PLANNED REMOTE SENSING AND LABORATORY SPECTRAL CHARACTERIZATION OF RESIDUAL CLAY-HOSTED ION-ADSORPTION TYPE RARE EARTH ELEMENT (REE) DEPOSITS ASSOCIATED WITH DEEPLY WEATHERED LATERITE AND BAUXITE SOILS
Eu, Nd, Sm, and Pr are amongst the most abundant light REEs that form minerals and oxides in their trivalent states, and are detectable using spectroscopic measurements spanning the visible to near-infrared wavelengths (400 – 1000 nm) and beyond. The spectral reflectance patterns of these minerals and oxides are characterized by series of narrow absorption features, with very unique band positions that are attributed to electronic transition processes within these elements. Heavy REEs often found in association with light REEs, and are typically extracted as a by-product.

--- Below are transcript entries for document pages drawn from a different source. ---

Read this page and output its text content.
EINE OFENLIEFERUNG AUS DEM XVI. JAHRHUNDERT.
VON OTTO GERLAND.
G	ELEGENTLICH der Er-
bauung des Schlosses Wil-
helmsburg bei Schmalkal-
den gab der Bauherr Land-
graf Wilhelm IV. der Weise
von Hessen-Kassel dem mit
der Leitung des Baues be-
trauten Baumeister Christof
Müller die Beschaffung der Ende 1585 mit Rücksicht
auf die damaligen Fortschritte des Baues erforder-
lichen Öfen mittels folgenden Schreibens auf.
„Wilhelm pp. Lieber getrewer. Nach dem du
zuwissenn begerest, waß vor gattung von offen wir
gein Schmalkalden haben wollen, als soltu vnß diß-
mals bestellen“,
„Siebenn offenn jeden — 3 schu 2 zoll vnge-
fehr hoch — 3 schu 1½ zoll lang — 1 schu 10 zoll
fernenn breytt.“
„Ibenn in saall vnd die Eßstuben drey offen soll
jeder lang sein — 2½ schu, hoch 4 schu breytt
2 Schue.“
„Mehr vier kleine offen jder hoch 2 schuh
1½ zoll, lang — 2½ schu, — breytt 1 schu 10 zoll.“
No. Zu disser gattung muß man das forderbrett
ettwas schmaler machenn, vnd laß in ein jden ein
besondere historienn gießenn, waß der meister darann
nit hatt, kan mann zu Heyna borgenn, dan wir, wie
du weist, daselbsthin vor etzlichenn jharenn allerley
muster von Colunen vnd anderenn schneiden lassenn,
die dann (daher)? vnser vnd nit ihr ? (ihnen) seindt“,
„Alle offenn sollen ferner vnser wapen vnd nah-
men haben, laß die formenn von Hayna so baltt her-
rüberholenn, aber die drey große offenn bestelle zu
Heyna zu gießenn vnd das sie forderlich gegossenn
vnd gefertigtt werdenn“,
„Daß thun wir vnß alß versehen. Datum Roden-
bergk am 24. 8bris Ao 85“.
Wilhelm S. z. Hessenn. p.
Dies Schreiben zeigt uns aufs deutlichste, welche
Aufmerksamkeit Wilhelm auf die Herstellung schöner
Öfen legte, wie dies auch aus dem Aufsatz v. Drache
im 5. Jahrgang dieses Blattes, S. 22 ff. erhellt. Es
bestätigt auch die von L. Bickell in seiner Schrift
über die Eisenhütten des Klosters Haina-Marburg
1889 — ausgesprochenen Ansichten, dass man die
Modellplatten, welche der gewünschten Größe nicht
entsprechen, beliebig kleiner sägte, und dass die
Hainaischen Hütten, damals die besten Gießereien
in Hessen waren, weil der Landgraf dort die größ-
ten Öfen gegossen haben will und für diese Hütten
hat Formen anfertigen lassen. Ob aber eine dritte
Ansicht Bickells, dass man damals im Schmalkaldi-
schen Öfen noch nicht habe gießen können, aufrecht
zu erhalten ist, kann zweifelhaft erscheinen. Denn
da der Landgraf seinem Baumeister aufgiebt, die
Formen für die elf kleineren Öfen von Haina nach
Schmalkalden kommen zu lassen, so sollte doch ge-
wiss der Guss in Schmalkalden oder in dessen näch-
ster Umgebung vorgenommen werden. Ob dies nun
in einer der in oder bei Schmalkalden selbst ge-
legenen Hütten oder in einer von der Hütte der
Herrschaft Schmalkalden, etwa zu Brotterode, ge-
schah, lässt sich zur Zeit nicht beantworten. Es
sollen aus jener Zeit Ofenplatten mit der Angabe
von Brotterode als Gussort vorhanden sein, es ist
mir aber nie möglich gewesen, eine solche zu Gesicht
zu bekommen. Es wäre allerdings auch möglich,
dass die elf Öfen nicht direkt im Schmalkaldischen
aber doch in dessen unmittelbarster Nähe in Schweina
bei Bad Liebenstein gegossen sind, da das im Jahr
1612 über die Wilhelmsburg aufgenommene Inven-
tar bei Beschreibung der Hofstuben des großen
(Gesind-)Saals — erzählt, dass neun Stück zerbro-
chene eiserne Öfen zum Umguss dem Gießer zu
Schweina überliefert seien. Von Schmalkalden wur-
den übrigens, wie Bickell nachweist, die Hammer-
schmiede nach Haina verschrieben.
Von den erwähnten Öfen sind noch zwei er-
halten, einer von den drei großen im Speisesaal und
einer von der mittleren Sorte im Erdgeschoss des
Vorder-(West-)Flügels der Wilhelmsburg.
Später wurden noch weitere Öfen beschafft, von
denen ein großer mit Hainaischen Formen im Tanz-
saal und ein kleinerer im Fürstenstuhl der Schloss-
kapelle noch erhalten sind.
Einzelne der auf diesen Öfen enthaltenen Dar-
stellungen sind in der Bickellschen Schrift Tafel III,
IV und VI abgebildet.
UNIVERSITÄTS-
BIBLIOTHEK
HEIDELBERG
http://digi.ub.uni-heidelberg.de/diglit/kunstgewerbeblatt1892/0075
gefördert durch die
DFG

In order to better understand the genesis and detectability of such REE deposits in analogous granite-associated laterite terranes in the SE US, we are modeling South China laterite clay deposits in the laboratory. Laboratory experiments will include absorbing various concentrations of key REE to laterite soils that best match the spectral characteristics of well exposed laterite areas mapped using remote sensing imagery acquired over South China. In particular, spectral information extracted from the analysis of Hyperion, ALI and ASTER imagery will be used to determine quartz, clay and ferric-iron mineral mixtures and their abundances in laterite soils, yielding the closest spectral matches to soils exposed in South China imagery. The relative changes in REE spectral absorption feature strength will then be compared with those of more conventional and better studied deposits, such as the well exposed carbonatite-hosted REE deposit at Mountain Pass, California in order to assess detectability limits. A similar approach will be used to recreate and study ion-absorption deposits hosted by karst-bauxite soils.